Des minuscules grenouilles d’arbres aux séquoias imposants – à vous et à moi – ADN conduit toute la vie sur Terre. Intégré dans chaque cellule de chaque organisme, l’ADN agit comme une sorte de manuel d’instructions biologique, contenant toutes les informations génétiques nécessaires pour faire la vie.
Ce processus commence par la transcription: l’ADN fait une copie d’une partie de son code pour produire l’ARN, un type de molécule qui peut catalyser les réactions biologiques qui expriment les informations incrustées dans l’ADN. Dans ces réactions, les protéines sont synthétisées et deviennent des cellules vivantes. Dans l’ensemble, ceci est connu comme le dogme central de la biologie moléculaire: l’ADN fait de l’ARN et l’ARN fait des protéines.
Un seul brin d’ADN peut contenir des millions de paires de nucléotides, les blocs de construction moléculaires qui transportent des informations génétiques. Et un seul brin d’ARN peut en contenir des dizaines de milliers. Il existe pratiquement d’innombrables façons dont les nucléotides peuvent fusionner pour devenir la vie. Et la complexité combinatoire est tout simplement trop pour un esprit humain. Mais c’est là que l’IA entre en jeu.
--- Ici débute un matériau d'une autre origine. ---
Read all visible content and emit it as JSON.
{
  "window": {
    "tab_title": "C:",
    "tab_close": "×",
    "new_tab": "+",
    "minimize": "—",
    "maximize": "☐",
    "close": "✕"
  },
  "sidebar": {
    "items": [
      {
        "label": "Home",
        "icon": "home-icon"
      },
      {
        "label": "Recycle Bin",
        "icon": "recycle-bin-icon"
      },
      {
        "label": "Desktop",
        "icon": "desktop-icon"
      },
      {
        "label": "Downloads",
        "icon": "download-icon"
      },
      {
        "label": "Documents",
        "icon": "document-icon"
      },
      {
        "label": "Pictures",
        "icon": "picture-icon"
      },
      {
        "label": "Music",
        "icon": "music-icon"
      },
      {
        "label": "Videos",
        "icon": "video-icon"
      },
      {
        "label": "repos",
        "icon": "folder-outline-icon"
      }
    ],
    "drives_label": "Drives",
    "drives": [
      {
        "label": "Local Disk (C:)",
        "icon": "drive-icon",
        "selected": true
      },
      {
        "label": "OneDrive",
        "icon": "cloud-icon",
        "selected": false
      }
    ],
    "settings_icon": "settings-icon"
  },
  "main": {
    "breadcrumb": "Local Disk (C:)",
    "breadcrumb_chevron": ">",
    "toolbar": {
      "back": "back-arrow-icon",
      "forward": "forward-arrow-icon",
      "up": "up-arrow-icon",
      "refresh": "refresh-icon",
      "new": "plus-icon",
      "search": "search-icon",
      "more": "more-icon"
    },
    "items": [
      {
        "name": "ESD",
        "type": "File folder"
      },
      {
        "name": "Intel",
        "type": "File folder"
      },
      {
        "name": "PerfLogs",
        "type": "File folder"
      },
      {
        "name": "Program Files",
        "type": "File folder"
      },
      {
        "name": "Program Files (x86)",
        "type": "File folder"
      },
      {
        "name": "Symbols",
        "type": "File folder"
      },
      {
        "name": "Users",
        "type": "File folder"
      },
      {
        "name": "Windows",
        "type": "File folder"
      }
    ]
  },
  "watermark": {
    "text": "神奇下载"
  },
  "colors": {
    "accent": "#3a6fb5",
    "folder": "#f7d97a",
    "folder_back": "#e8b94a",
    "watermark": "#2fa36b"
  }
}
« L’apprentissage automatique peut rassembler des modèles d’ordre supérieur à partir d’ensembles de données massifs », explique Patrick HSU, professeur adjoint de bio-ingénierie. « L’IA a déjà fait cela en langage naturel, vision et robotique. Maintenant, nous le faisons en biologie. »
En février 2025, HSU et ses collaborateurs ont publié un modèle d’apprentissage automatique formé sur plus de 9,3 billions de nucléotides sur le biorxiv serveur de préimprimée. Appelé EVO 2, HSU le compare à un chatpt biologique qui peut analyser les données génétiques à grande échelle. Il s’agit déjà du plus grand modèle d’IA en biologie, et un jour, EVO 2 pourrait concevoir de nouveaux outils et traitements biologiques.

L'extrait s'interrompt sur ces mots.